I may soon be ready to move past the “lose your first fifty to hundred games against humans” stage and do some serious studying. Among my more interesting games that may warrant a review:

  1. https://online-go.com/game/12179097
    Black, won by resignation against 16 kyu, 163 moves
    Taking advice from ckersch88, I did two corner invasions (first trying to neutralise White’s outside influence) and killed an invading group at the top, followed by another just below. However, I am not convinced that I was winning at the point where White resigned. I do not see how I could invade (or at least reduce) the bottom and right sides.

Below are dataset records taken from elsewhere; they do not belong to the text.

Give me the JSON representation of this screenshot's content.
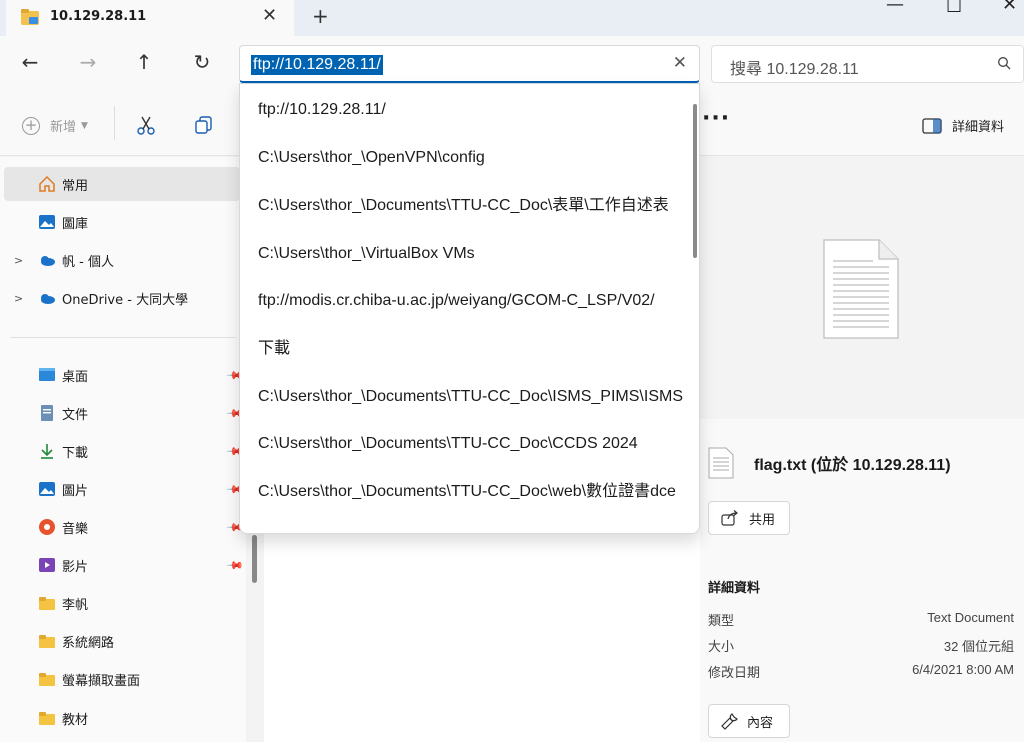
{
  "tab": {
    "title": "10.129.28.11"
  },
  "address": {
    "value": "ftp://10.129.28.11/"
  },
  "search": {
    "placeholder": "搜尋 10.129.28.11"
  },
  "toolbar": {
    "new_label": "新增",
    "details_label": "詳細資料"
  },
  "sidebar": {
    "pinned": [
      {
        "label": "常用",
        "icon": "home-icon"
      },
      {
        "label": "圖庫",
        "icon": "gallery-icon"
      },
      {
        "label": "帆 - 個人",
        "icon": "onedrive-icon"
      },
      {
        "label": "OneDrive - 大同大學",
        "icon": "onedrive-icon"
      }
    ],
    "quick": [
      {
        "label": "桌面",
        "icon": "desktop-icon"
      },
      {
        "label": "文件",
        "icon": "documents-icon"
      },
      {
        "label": "下載",
        "icon": "downloads-icon"
      },
      {
        "label": "圖片",
        "icon": "pictures-icon"
      },
      {
        "label": "音樂",
        "icon": "music-icon"
      },
      {
        "label": "影片",
        "icon": "videos-icon"
      },
      {
        "label": "李帆",
        "icon": "folder-icon"
      },
      {
        "label": "系統網路",
        "icon": "folder-icon"
      },
      {
        "label": "螢幕擷取畫面",
        "icon": "folder-icon"
      },
      {
        "label": "教材",
        "icon": "folder-icon"
      }
    ]
  },
  "dropdown": {
    "items": [
      "ftp://10.129.28.11/",
      "C:\\Users\\thor_\\OpenVPN\\config",
      "C:\\Users\\thor_\\Documents\\TTU-CC_Doc\\表單\\工作自述表",
      "C:\\Users\\thor_\\VirtualBox VMs",
      "ftp://modis.cr.chiba-u.ac.jp/weiyang/GCOM-C_LSP/V02/",
      "下載",
      "C:\\Users\\thor_\\Documents\\TTU-CC_Doc\\ISMS_PIMS\\ISMS",
      "C:\\Users\\thor_\\Documents\\TTU-CC_Doc\\CCDS 2024",
      "C:\\Users\\thor_\\Documents\\TTU-CC_Doc\\web\\數位證書dce"
    ]
  },
  "details": {
    "file_title": "flag.txt (位於 10.129.28.11)",
    "share_label": "共用",
    "heading": "詳細資料",
    "props": [
      {
        "key": "類型",
        "value": "Text Document"
      },
      {
        "key": "大小",
        "value": "32 個位元組"
      },
      {
        "key": "修改日期",
        "value": "6/4/2021 8:00 AM"
      }
    ],
    "properties_label": "內容"
  }
}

  2. https://online-go.com/game/12138030
    Black, lost by 8.5 against 16 kyu, 233 moves
    I started badly, losing a five-stone group and making a group very heavy in order to secure life, but caught up with a well-timed invasion on the right and stopped White from invading my top-left. An elementary reading error on move 223 (I saw A2 but thought my own bottom-left group was in danger) threw away a potential comeback upset.

  3. https://online-go.com/game/12179104
    White, lost by 7.5 against 18 kyu, 228 moves
    In the opening, I tried to tenuki (as opposed to making small moves) whenever I felt my big group was safe. Unfortunately, securing life for the big group made it very heavy and I did not make enough territory elsewhere, despite stopping an endgame invasion.

  4. https://online-go.com/game/12138035
    Black, lost by 23.5 against 14 kyu, 228 moves
    An intense game with almost every part of the board (except the bottom-right) hotly contested. I think my invasion on move 115 was objectively unsound (only did it because I was behind) and did not expect to actually kill a five-stone group. My move 151 was also a serious error that allowed White to successfully invade on top. On move 188, I had (and did not take) the chance to start my first-ever ko fight.